Abstract:Dialogue-based Intelligent Tutoring Systems (ITSs) have significantly advanced adaptive and personalized learning by automating sophisticated human tutoring strategies within interactive dialogues. However, replicating the nuanced patterns of expert human communication remains a challenge in Natural Language Processing (NLP). Recent advancements in NLP, particularly Large Language Models (LLMs) such as OpenAI's GPT-4, offer promising solutions by providing human-like and context-aware responses based on extensive pre-trained knowledge. Motivated by the effectiveness of LLMs in various educational tasks (e.g., content creation and summarization, problem-solving, and automated feedback provision), our study introduces the Socratic Playground for Learning (SPL), a dialogue-based ITS powered by the GPT-4 model, which employs the Socratic teaching method to foster critical thinking among learners.

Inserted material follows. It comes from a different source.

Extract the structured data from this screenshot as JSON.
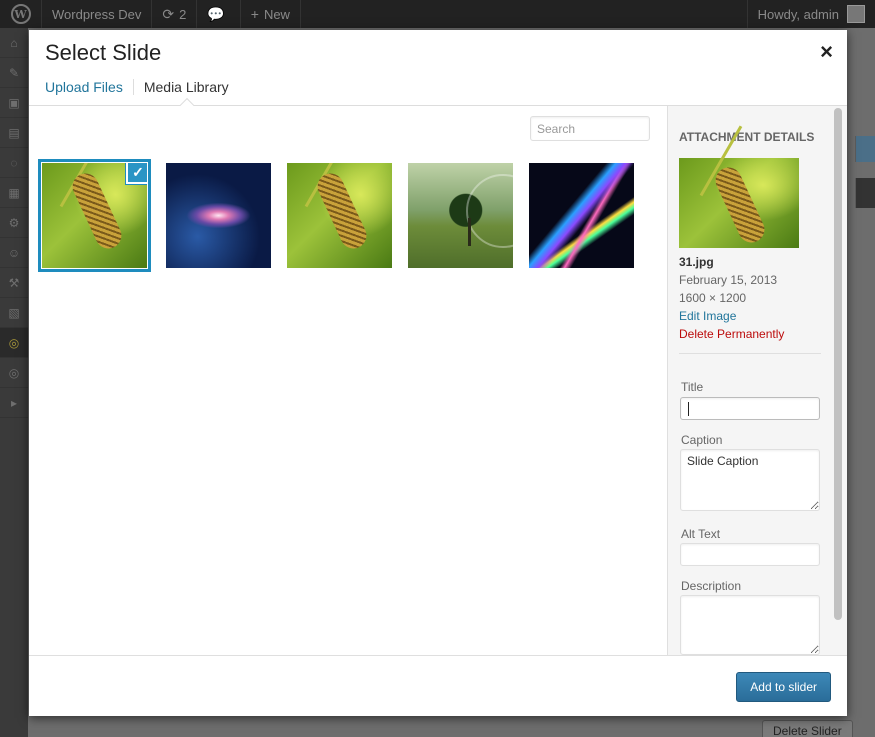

Through extensive prompt engineering, SPL can generate specific learning scenarios and facilitates efficient multi-turn tutoring dialogues. The SPL system aims to enhance personalized and adaptive learning experiences tailored to individual needs, specifically focusing on improving critical thinking skills. Our pilot experimental results from essay writing tasks demonstrate SPL has the potential to improve tutoring interactions and further enhance dialogue-based ITS functionalities. Our study, exemplified by SPL, demonstrates how LLMs enhance dialogue-based ITSs and expand the accessibility and efficacy of educational technologies.